La dispersion d'additifs alimentaires et notamment oenologiques dans
un liquide et particulièrement dans le vin est un problème récurrent dans le domaine
de l'oenologie.
On connaît dans l'art antérieur une première solution au problème
de la dispersion d'un additif alimentaire dans un liquide, consistant à préparer
une solution aqueuse dudit additif, à verser cette solution dans le liquide, puis
à homogénéiser l'ensemble par un brassage mécanique.
Une seconde solution, décrite dans la demande de brevet français No.2
746 812, consiste à utiliser des comprimés comprenant un additif alimentaire, et
plus particulièrement oenologique, à disperser associé à un excipient effervescent.

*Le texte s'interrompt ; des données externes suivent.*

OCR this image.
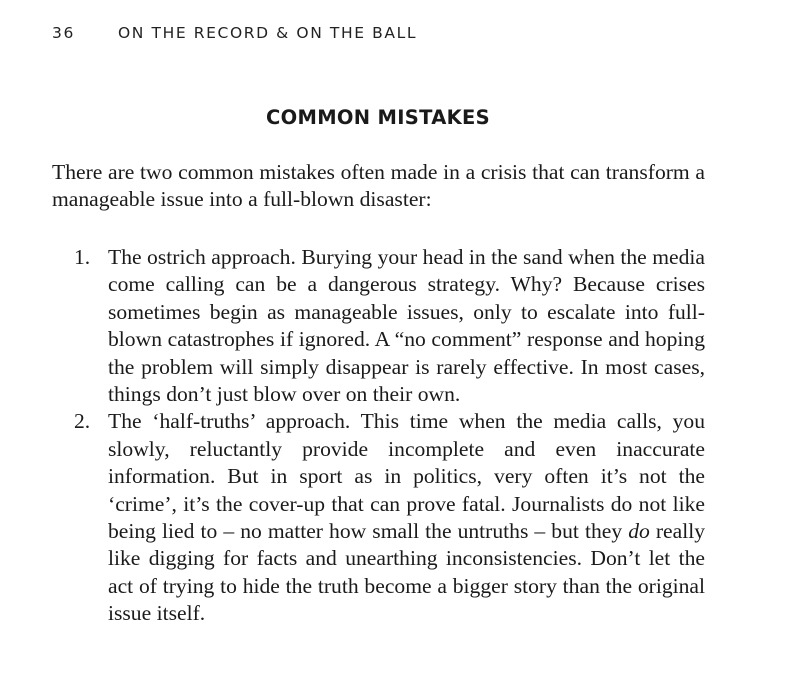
36	ON THE RECORD & ON THE BALL
COMMON MISTAKES

There are two common mistakes often made in a crisis that can transform a manageable issue into a full-blown disaster:

1. The ostrich approach. Burying your head in the sand when the media come calling can be a dangerous strategy. Why? Because crises sometimes begin as manageable issues, only to escalate into full-blown catastrophes if ignored. A “no comment” response and hoping the problem will simply disappear is rarely effective. In most cases, things don’t just blow over on their own.
2. The ‘half-truths’ approach. This time when the media calls, you slowly, reluctantly provide incomplete and even inaccurate information. But in sport as in politics, very often it’s not the ‘crime’, it’s the cover-up that can prove fatal. Journalists do not like being lied to – no matter how small the untruths – but they do really like digging for facts and unearthing inconsistencies. Don’t let the act of trying to hide the truth become a bigger story than the original issue itself.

En général, ce type de comprimé est jeté dans une cuve contenant le liquide, atteint
le fond, initie sa dissolution et séjourne au fond de la cuve quasiment jusqu'à
la fin de sa dissolution. Un brassage final est nécessaire afin d'assurer l'homogénéisation
de l'additif dans le liquide. Cependant, lorsque l'additif présente une forte densité,
comme c'est le cas pour le SO2, il retombe rapidement dans le fond de la cuve. Le
document EP-A-0 190 689 décrit une poudre constituée d'un additif alimentaire et
d'un excipient effervescent.
Les moyens de brassage mécanique décrits dans l'art antérieur restent
relativement complexes et coûteux à mettre en oeuvre à grande échelle. En conséquence,
les solutions présentées dans l'art antérieur présentent l'inconvénient de n'être
applicables qu'à de petites exploitations et sur un mode artisanal.
En outre, il est utile et avantageux, lors d'une opération de traitement
d'un liquide alimentaire et notamment du vin, de pouvoir disperser un additif alimentaire
et notamment oenologique non pas dans la totalité du volume de liquide mais dans
une région bien définie dudit liquide. C'est le cas lorsque l'on désire lutter contre
l'oxydation en surface des vins à l'aide d'un additif alimentaire doté de propriétés
antioxydantes. Dans cette opération, l'additif alimentaire ajouté doit être dispersé
dans le tiers supérieur de la cuve contenant le liquide alimentaire. Ce type de
dispersion n'est pas réalisable avec les procédés connus dans l'art antérieur à
moins d'utiliser un appareillage très spécifique et coûteux.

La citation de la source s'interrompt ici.